Here's the effect. The performer brings four people up on stage and divides them into two teams of two each.
There can be all kinds of fun picking teams (read: siblings, couples, etc.) depending on the situation. Each person is given two 3" X 5" card displaying a single letter each the two player teams stand next to each other. It is explained that the performer will give out a word and the members of each team must rearrange themselves, physically moving their hands to the proper order, to spell the word correctly. The team that spells the word first wins that round. A total of five rounds will be played.
Believe me when I tell you that this gets very competitive very quickly and the chaos that ensues is invariably hysterical. I have the audience decide which team wins each round. A fifth volunteer is used to keep track of the score using a dry erase board.

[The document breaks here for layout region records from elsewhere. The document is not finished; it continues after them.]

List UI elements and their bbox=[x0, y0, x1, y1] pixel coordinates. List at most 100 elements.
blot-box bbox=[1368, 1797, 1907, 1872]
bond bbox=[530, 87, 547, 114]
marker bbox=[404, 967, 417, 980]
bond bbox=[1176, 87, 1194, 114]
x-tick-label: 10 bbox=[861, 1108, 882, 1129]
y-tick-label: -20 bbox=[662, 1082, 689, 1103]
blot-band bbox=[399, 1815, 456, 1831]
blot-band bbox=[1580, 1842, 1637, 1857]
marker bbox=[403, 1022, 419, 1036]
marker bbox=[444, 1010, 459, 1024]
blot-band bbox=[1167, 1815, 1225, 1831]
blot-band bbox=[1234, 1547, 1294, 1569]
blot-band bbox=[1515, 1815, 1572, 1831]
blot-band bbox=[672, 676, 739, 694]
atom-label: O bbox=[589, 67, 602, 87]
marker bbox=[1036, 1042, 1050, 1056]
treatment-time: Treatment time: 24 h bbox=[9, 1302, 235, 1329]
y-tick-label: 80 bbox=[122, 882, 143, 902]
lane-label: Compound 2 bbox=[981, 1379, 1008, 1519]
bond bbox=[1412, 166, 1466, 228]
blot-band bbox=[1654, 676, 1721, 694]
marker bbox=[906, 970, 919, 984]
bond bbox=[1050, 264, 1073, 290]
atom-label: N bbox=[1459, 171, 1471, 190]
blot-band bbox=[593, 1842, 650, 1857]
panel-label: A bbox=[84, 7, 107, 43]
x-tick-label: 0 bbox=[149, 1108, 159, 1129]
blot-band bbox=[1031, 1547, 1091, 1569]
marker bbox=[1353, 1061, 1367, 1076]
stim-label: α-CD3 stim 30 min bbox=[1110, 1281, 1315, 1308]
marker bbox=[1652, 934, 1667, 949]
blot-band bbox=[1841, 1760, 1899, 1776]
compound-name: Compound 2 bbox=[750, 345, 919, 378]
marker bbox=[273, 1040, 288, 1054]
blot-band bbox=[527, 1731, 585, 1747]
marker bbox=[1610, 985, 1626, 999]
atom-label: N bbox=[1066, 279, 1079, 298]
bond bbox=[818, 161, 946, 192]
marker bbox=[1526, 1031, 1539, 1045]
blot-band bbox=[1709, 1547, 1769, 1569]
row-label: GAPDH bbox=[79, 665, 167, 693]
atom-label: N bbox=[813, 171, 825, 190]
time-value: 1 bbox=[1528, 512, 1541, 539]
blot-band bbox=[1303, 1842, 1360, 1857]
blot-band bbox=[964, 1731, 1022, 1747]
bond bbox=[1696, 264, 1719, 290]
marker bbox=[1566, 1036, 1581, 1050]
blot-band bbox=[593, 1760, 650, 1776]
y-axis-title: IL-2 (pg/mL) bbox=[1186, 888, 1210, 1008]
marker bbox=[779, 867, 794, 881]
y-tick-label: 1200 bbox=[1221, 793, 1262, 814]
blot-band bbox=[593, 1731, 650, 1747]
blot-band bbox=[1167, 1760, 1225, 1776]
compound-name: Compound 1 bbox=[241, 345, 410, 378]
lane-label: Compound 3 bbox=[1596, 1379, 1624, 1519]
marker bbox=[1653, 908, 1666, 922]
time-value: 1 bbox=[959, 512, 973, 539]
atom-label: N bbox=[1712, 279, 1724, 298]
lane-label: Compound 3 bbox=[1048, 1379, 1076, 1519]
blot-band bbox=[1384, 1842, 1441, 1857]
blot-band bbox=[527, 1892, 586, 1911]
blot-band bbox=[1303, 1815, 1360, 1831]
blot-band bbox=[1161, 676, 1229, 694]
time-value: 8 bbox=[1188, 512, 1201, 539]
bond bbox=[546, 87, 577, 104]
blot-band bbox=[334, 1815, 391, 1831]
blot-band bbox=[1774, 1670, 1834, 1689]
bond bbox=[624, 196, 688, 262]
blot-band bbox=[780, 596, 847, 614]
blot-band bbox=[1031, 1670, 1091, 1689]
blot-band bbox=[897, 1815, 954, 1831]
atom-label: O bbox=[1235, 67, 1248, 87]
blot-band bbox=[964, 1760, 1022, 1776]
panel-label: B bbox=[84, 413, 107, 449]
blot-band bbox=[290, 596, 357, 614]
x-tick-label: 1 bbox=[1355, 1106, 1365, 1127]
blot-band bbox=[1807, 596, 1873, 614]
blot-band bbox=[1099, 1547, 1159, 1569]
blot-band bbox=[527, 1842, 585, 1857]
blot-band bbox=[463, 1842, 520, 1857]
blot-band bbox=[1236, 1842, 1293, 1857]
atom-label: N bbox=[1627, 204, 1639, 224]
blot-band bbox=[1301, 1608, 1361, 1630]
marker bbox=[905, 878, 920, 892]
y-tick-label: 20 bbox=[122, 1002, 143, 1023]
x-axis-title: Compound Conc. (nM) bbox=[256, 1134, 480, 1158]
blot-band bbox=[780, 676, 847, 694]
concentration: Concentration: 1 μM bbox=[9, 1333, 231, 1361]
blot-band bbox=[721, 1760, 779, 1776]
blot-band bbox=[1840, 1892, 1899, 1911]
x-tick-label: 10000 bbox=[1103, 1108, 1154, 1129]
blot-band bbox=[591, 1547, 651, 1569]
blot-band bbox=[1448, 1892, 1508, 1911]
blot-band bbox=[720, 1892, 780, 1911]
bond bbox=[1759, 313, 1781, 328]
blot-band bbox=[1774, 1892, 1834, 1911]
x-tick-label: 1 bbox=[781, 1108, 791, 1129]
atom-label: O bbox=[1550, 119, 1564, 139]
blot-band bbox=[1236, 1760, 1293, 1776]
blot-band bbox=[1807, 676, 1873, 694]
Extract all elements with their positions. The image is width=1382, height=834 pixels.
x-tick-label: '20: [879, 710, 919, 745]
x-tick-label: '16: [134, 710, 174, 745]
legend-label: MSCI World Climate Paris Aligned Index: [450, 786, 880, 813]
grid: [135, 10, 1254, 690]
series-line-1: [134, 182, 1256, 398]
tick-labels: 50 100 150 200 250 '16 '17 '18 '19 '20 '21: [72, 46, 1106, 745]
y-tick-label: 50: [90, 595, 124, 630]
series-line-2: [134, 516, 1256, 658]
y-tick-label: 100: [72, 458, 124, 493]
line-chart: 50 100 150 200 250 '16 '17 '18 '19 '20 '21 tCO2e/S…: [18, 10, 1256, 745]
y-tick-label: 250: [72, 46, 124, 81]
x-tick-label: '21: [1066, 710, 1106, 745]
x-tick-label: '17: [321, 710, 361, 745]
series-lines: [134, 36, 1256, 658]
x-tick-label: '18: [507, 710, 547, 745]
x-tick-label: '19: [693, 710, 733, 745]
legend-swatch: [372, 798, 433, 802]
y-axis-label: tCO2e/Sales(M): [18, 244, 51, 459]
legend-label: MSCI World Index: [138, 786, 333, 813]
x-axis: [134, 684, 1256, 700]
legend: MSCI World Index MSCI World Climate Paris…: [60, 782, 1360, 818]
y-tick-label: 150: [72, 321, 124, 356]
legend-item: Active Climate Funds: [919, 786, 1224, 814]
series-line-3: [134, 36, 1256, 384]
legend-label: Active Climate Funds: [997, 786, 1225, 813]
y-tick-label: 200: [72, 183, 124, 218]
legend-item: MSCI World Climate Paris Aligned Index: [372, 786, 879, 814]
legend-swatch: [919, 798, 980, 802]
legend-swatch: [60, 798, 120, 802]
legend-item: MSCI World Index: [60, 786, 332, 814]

There is a lovely kicker for the final round. The letters used are 'S', 'O', 'T' and 'P'. There are several different words that can be spelled with these letters, but the final word turns out to be "DOTS". There is usually an instant freeze of the action on stage while everyone tries to figure out how to spell the word. Eventually someone does, either in the audience (who yells out the solution) or the contestants themselves. Regardless, it makes for a fine finish to this part of the routine. (If you haven't as yet figured out this ending, I will give you one hint - all of the letters are lower case. Think about it, you'll figure it out).
Once the calamity has died down it is announced what the final tally was. Let's say that Team 'A' won four times and Team 'B' won once. Both teams receive a huge round of applause. This entire time you have been standing there holding an envelope. It is opened and inside is a dry erase board with the exact tally of the wins and losses. You've cleanly predicted the outcome of total chaos! It's a killer!
The entire rig is eight letter cards (3" X 5"), two dry erase boards (4" X 6" and wafer thin) and a heavy envelope. Supply your own dry erase marker. That's it! Talk about packing flat and playing big!
All of that movement seriously fills a close-up space in every way, and as such is a boon for close up workers who want action and participation.